I'll write more about this another time. But in February we tried something different that had an unexpected result and coupled with a massive lie-fest and manipulation-fest by my mom at the same time, something just clicked.

Mother's Day was a real test for me. And now I know, I am ok. I am making the right decision. I can't fix her. And for now, I am not ok enough to be able to be around her. And my husband (who comes from a culture with very strong family obligations) also has my back on this and doesnt think I am bad or a terrible person. 

I can't even believe I've finally gotten to this point. Phew. What a relief. I'm a totally different person the past couple months because of this break through.





woodsgnome

 :applause: You followed your heart, walked past any diversionary self-guilt about it, and realized that you're ok now, and always were. Thanks for sharing this inspiring step towards unlocking a bit of the pain you've held inside for so long.  :)

Jazzy

Quote from: ArmadilloI did not question myself. I did not feel guilty. I had no problem defending myself to my husband or other family who asked about what I was doing for my mom.
That's phenomenal!  :cheer:


Eidolon

Quote from: Armadillo on May 11, 2021, 12:00:19 AM
Mother's Day was a real test for me. And now I know, I am ok. I am making the right decision. I can't fix her. And for now, I am not ok enough to be able to be around her. And my husband (who comes from a culture with very strong family obligations) also has my back on this and doesnt think I am bad or a terrible person. 

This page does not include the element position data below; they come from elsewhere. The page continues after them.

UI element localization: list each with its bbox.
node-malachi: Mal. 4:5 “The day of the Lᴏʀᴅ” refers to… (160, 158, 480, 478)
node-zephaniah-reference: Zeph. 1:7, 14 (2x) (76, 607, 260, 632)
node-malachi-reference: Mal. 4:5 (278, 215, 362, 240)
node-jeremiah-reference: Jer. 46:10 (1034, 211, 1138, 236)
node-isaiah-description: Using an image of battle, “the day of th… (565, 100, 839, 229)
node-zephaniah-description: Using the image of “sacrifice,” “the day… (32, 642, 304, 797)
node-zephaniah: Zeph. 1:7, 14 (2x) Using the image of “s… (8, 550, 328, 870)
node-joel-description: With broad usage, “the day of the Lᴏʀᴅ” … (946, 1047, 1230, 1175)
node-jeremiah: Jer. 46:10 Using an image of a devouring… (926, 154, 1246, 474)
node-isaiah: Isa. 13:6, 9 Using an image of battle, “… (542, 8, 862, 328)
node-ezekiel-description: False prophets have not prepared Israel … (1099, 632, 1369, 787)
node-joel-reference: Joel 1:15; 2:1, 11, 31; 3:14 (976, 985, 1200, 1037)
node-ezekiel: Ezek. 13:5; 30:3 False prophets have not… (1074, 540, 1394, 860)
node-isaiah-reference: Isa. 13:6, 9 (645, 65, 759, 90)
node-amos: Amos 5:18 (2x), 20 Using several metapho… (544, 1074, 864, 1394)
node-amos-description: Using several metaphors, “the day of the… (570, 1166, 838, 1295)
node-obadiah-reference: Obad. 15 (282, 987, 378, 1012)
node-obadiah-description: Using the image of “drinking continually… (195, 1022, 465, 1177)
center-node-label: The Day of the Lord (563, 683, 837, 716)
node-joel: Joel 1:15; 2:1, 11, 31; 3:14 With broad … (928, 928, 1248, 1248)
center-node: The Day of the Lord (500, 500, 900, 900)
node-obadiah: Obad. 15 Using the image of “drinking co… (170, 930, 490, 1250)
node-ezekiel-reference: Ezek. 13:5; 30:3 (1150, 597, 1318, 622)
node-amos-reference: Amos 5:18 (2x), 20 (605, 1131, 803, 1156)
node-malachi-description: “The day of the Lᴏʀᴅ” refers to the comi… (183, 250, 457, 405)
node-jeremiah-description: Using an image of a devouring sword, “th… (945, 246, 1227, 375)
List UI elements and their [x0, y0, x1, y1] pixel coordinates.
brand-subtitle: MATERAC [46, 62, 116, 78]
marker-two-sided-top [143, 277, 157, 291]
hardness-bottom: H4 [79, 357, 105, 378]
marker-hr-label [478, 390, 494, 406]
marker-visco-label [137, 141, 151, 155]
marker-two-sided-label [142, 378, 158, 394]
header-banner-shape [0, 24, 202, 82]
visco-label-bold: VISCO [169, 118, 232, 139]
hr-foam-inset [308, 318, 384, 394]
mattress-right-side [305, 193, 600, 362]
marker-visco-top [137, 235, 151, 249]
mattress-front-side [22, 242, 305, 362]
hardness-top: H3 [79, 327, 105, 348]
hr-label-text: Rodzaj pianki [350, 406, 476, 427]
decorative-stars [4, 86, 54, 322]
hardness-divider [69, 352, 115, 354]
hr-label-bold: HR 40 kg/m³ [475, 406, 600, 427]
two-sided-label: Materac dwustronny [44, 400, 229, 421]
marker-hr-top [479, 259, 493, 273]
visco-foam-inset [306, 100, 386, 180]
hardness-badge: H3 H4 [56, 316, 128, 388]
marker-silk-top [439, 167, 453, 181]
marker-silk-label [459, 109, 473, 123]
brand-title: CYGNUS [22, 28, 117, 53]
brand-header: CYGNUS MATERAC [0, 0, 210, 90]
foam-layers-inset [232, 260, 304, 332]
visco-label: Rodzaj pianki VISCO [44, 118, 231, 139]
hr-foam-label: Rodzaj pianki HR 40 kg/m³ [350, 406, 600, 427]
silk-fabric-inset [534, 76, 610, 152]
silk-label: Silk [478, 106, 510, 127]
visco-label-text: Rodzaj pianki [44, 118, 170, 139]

I can't even believe I've finally gotten to this point. Phew. What a relief. I'm a totally different person the past couple months because of this break through.
That's wonderful! Realizing when you can/can't help someone is huge!  :applause: You're doing a great job!

Not Alone

Quote from: Armadillo on May 11, 2021, 12:00:19 AM
Now here's the part that I am proud of: I did not question myself. I did not feel guilty. I had no problem defending myself to my husband or other family who asked about what I was doing for my mom. This is HUGE for me. So huge. I can't even believe I've gotten to this point.

:fireworks:                                   :fireworks:                                     :fireworks:

I'm proud of you too. Yes, it is huge!!